Li Xianjun, Liu Yang, Shan Ming, Xu Bingqi, Lu Yubo, Zhang Guoqiang
Department of Breast Surgery, Harbin Medical University Cancer Hospital, China.
Transl Cancer Res. 2020 Feb;9(2):1205-1214. doi: 10.21037/tcr.2020.01.01.
We retrospectively examined whether different cycles of chemotherapy affected the prognosis of patients who achieved a pathologic complete response (pCR).
We reviewed data from patients who achieved pCR after neoadjuvant chemotherapy (NACT) between 2008 and 2018. In total, 286 patients were divided into three groups: group one (n=148, 52%) completed standard chemotherapy cycles before surgery, group two (n=81, 28%) did not complete standard chemotherapy cycles before surgery or received chemotherapy after surgery, and group three (n=57, 20%) did not complete standard chemotherapy cycles before surgery but completed them after surgery. Recurrence-free survival (RFS) was estimated using the Kaplan-Meier method, and differences between groups were evaluated by the log-rank test. Cox proportional hazards regression analysis was adjusted for different NACT groups, age, Ki-67 levels, and clinical stages.

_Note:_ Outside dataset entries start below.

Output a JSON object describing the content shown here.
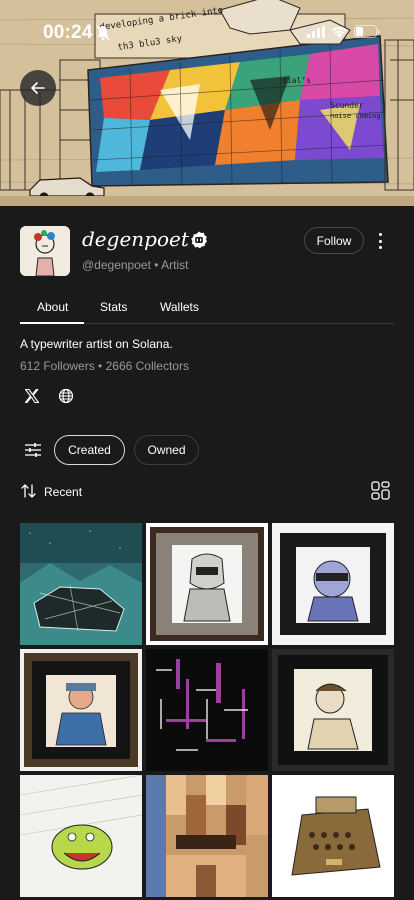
{
  "status_bar": {
    "time": "00:24"
  },
  "profile": {
    "name": "degenpoet",
    "handle": "@degenpoet",
    "separator": "•",
    "role": "Artist",
    "follow_label": "Follow"
  },
  "tabs": [
    {
      "label": "About"
    },
    {
      "label": "Stats"
    },
    {
      "label": "Wallets"
    }
  ],
  "about": {
    "bio": "A typewriter artist on Solana.",
    "followers": "612 Followers",
    "collectors": "2666 Collectors",
    "stats_separator": "•"
  },
  "filters": {
    "created_label": "Created",
    "owned_label": "Owned",
    "sort_label": "Recent"
  },
  "banner_text": [
    "developing a brick into",
    "th3 blu3 sky",
    "dial’s",
    "Scunder",
    "noise coming"
  ],
  "icons": [
    "back-arrow-icon",
    "verified-badge-icon",
    "more-vertical-icon",
    "x-logo-icon",
    "globe-icon",
    "filter-sliders-icon",
    "sort-icon",
    "layout-toggle-icon",
    "mute-bell-icon",
    "signal-icon",
    "wifi-icon",
    "battery-icon"
  ],
  "colors": {
    "background": "#1a1a1a",
    "text_primary": "#ffffff",
    "text_secondary": "#9a9a9a",
    "divider": "#3a3a3a"
  }
}
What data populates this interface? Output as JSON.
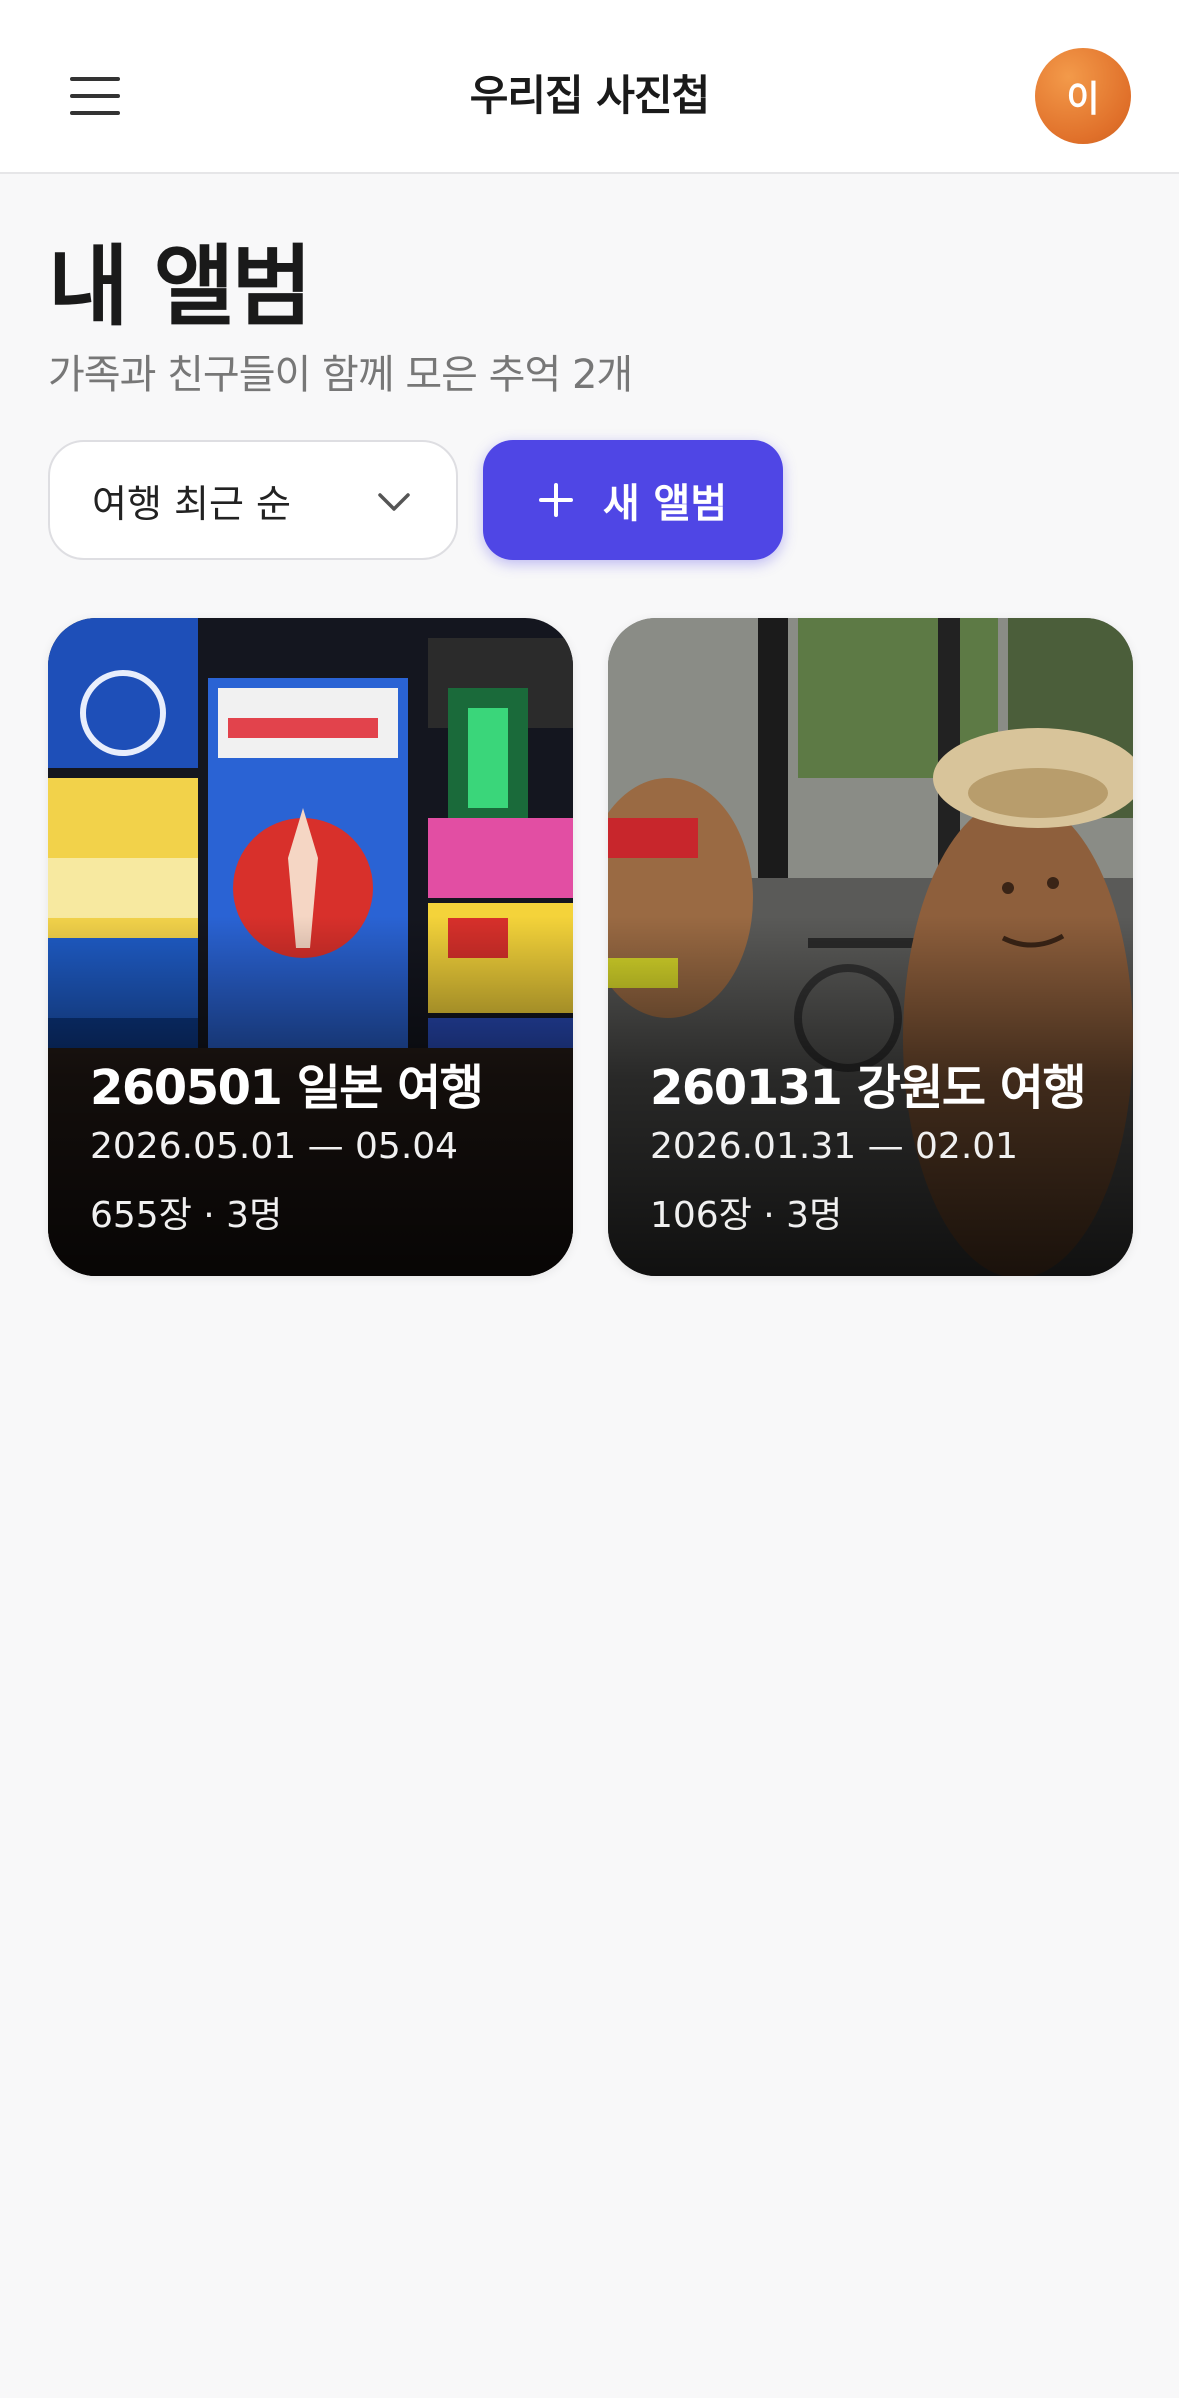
{
  "header": {
    "title": "우리집 사진첩",
    "avatar_initial": "이",
    "menu_icon": "hamburger-menu-icon"
  },
  "main": {
    "title": "내 앨범",
    "subtitle": "가족과 친구들이 함께 모은 추억 2개",
    "sort": {
      "selected": "여행 최근 순",
      "icon": "chevron-down-icon"
    },
    "new_album_label": "새 앨범",
    "new_album_icon": "plus-icon"
  },
  "albums": [
    {
      "title": "260501 일본 여행",
      "dates": "2026.05.01 — 05.04",
      "meta": "655장 · 3명"
    },
    {
      "title": "260131 강원도 여행",
      "dates": "2026.01.31 — 02.01",
      "meta": "106장 · 3명"
    }
  ],
  "colors": {
    "accent": "#4f46e5",
    "avatar": "#e97a35",
    "background": "#f8f8f9"
  }
}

After a median follow-up of 26 months, there were no significant differences in RFS among the NACT groups (P=0.14). Multivariate analysis showed that Ki-67 ≥40% (P=0.03) and clinical stage (IIIB + IIIC) (P=0.002) might be risk factors for recurrence in patients with pCR. There were no significant differences in survival among subgroups according to Ki-67 levels and clinical stages.
Our study suggests that, even with pCR, patients with baseline stage IIIB or IIIC or Ki-67 levels ≥40% may have an increased risk of recurrence. The RFS of patients with pCR was not associated with the completion of standard chemotherapy cycles, even in high-risk patients. Therefore, the prevention of excessive chemotherapeutic treatment by de-escalation is necessary for patients with pCR.
我们回顾性研究了不同化疗周期是否会影响达到病理完全缓解(pCR)的患者的预后。
我们回顾了2008年至2018年间接受新辅助化疗(NACT)后达到pCR的患者的数据。总共286例患者分为三组:第一组(n = 148,52%)在手术前完成了标准化疗周期,第二组(n = 81,28%)在手术前未完成标准化疗周期或在手术后接受化疗,第三组(n = 57,20%)在手术前未完成标准化疗周期但在手术后完成了。采用Kaplan-Meier方法估计无复发生存期(RFS),并通过对数秩检验评估组间差异。对不同NACT组、年龄、Ki-67水平和临床分期进行Cox比例风险回归分析。
中位随访26个月后,NACT组之间的RFS无显著差异(P = 0.14)。多变量分析显示,Ki-67≥40%(P = 0.03)和临床分期(IIIB + IIIC)(P = 0.002)可能是pCR患者复发的危险因素。根据Ki-67水平和临床分期的亚组间生存率无显著差异。
我们的研究表明,即使达到pCR,基线期为IIIB或IIIC或Ki-67水平≥40%的患者复发风险可能增加。pCR患者的RFS与标准化疗周期的完成情况无关,即使是高危患者。因此,对于pCR患者,通过降阶梯预防过度化疗是必要的。